By losing the election someone else has to drink from the poisoned chalice that is the Brexit negotiation. Then, when it all goes pear shaped, as it undoubtedly will, they can emerge saying they would have secured better terms but the electorate rejected them and then aim for a landslide at the next election in 2022.

Patrick Cleary

Devon

When it comes to incompetence, the PM has form

Your Tuesday editorial suggests that the PM's muddled social care policy is not very 'brand May'. On the contrary, it is precisely brand May.

This is the Home Secretary that was unable to appoint a chair for the historical child abuse enquiry. This is the PM who rushed to welcome Trump, a president on the edge of impeachment, to the UK. This is the woman who left Croydon burning for lack of front-line police and whose management of the prison system has left it in crisis.

A cursory glance at her CV would have any recruiter reaching for the thanks but no thanks letter.

Mark Grey

London WC1

Care costs – a solution

I would love to pass on savings to my three grown-up children right now to help ease their housing situations. But I feel inhibited in case I need to my money for personal care in old age.
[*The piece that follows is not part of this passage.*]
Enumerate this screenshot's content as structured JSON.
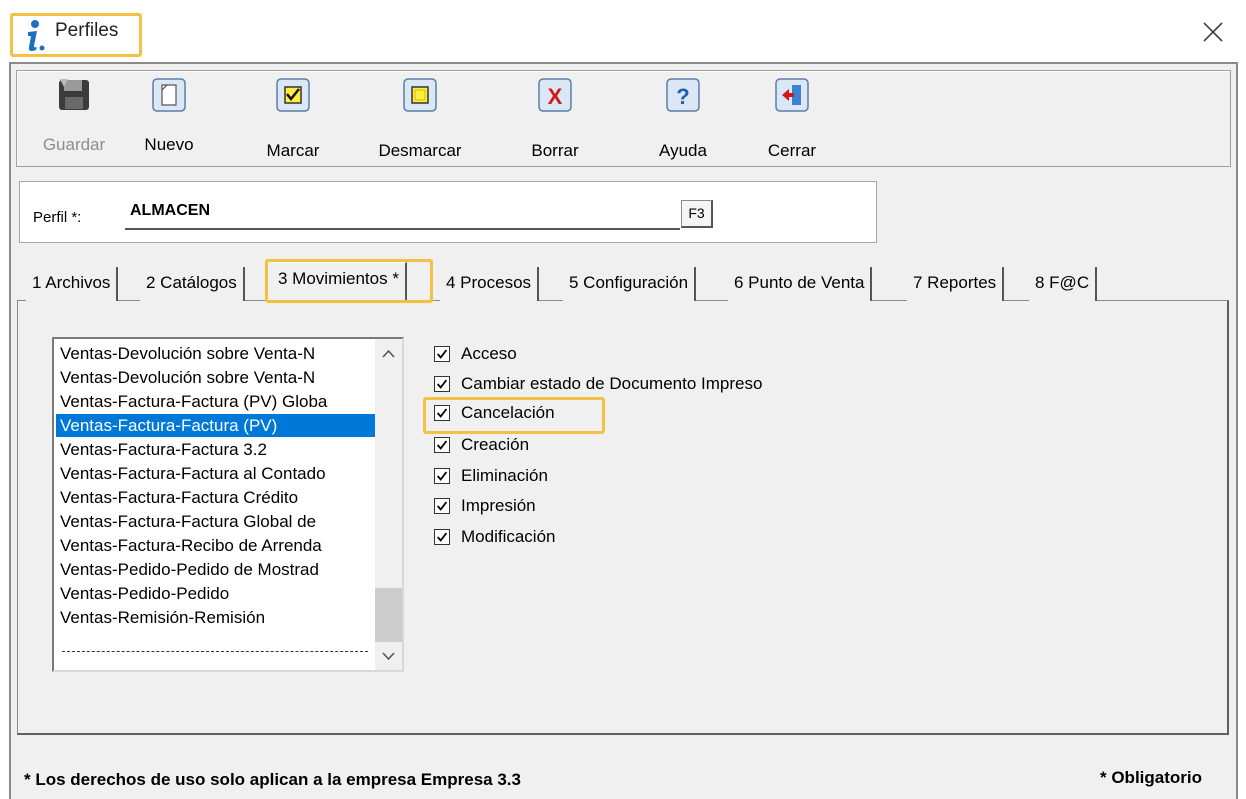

So here is one way of addressing the inter-generational wealth gap and meeting the costs of care which I consider far better than May's hastily devised and even more hastily revised “dementia tax”.

I propose that for each child, a non-taxable, capped amount – for argument's sake, £50,000 – can be passed across as long as it is used for either a deposit on a house or to help repay a mortgage. That transaction is further enhanced by a pound-for-pound government credit against any social care costs subsequently incurred by the parent. After that, let the health lottery do its worst to pay the rest, or not, if I'm healthy until I die. And for those with a house but no savings, maybe a government-run equity release scheme.